Situé dans le jardin Yitzhak Rabin, le vignoble du Clos de Bercy  planté en 1996, ainsi que les anciens chais et les rails destinés à acheminer les tonneaux, nous rappellent qu’autrefois, le site était la plaque tournante du vin à Paris, négocié directement sur les Berges. C’était un immense marché vinicole, appelé le cellier du monde qui attirait dès le XVIIe siècle les négociants en vins. Les fûts de chêne était acheminé jusqu’à Bercy par la Seine et le vin mis sur place en bouteille. Aujourd’hui, les 42 chais en pierre blanche ont été transformés en boutiques et restaurants, mais la vigne elle est là, dernier vestige de ce passé viticole. 350 pieds de Sauvignon et Chardonnay poussent sur une superficie de 660 m² .

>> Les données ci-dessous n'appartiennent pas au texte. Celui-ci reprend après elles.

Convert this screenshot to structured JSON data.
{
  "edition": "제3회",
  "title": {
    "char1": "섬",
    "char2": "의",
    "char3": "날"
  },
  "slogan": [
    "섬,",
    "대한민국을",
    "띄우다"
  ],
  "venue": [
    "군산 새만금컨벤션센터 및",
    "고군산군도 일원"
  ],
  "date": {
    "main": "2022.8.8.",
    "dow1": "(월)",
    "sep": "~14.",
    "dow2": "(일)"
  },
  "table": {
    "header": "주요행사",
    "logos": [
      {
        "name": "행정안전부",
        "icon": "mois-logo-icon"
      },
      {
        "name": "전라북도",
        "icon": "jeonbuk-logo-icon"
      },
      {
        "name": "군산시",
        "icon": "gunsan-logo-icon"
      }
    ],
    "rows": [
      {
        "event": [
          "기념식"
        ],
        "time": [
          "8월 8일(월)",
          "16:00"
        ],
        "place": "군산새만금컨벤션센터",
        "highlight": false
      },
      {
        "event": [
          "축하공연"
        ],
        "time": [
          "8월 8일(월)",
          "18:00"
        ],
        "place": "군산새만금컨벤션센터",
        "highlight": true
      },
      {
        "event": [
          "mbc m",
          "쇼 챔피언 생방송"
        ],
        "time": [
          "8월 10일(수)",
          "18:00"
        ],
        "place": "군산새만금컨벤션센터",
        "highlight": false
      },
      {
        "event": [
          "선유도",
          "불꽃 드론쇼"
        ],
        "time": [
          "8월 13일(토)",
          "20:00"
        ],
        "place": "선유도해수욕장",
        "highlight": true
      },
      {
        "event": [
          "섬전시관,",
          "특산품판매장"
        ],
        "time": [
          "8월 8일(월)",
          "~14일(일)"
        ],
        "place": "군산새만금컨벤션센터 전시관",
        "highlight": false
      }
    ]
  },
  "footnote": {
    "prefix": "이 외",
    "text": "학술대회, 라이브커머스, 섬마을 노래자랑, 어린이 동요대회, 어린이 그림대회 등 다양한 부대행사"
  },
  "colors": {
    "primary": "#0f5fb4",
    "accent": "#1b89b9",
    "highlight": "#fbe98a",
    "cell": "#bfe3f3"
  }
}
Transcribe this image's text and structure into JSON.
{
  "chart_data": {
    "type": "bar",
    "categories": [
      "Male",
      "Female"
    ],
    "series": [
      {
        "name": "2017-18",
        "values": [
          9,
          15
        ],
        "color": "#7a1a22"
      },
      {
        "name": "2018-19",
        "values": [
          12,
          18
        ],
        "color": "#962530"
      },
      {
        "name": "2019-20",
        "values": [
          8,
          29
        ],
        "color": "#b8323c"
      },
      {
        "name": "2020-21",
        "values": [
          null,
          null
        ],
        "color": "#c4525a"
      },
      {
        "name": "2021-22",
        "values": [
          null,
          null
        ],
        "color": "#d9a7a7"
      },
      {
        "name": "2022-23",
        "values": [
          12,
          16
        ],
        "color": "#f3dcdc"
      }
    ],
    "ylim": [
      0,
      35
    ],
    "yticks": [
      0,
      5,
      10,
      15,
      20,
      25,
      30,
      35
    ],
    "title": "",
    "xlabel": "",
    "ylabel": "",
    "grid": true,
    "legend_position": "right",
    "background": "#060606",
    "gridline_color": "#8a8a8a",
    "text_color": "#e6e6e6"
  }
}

La vinification des cinq vignes de la Ville se fait chaque année sous la direction d’une œnologue aux chais de Bercy et de Brassens,  à l’exception de ceux de Montmartre, qui possède sa propre cave.

© Kim. Vignes de Montmartre.

Du raisin au vin

Le raison récolté à Montmartre arrive dans les caves de la mairie du 18e arrondissement, où il sera vinifié selon des méthodes traditionnelles. Sous l’œil expert de l’œnologue,  les grappes sont sélectionnées pour être soit pressées dans un pressoir en inox, soit envoyées dans une cuve de macération. Vient ensuite le temps de la fermentation dans les cuves en inox où le vin va pouvoir évoluer, se complexifier et les arômes s’exprimer. Dans la cave de Montmartre, le rouge est élevé en barriques ce qui permet un bel équilibre entre les tanins du bois et du vin. Les vins sont ensuite mis en bouteille vers les mois de mars et avril pour le rosé et en début d’automne pour le rouge. Seuls les vins des vignes de Montmartre et de Brassens pourront être acquis lors de ventes aux enchères.

Aux côtés de ces vignobles officiels et bien référencés, des particuliers font renaître cette tradition viticole un peu partout dans Paris , pour qui sait bien regarder . Preuve que la vigne s’enracine de nouveau à Paris.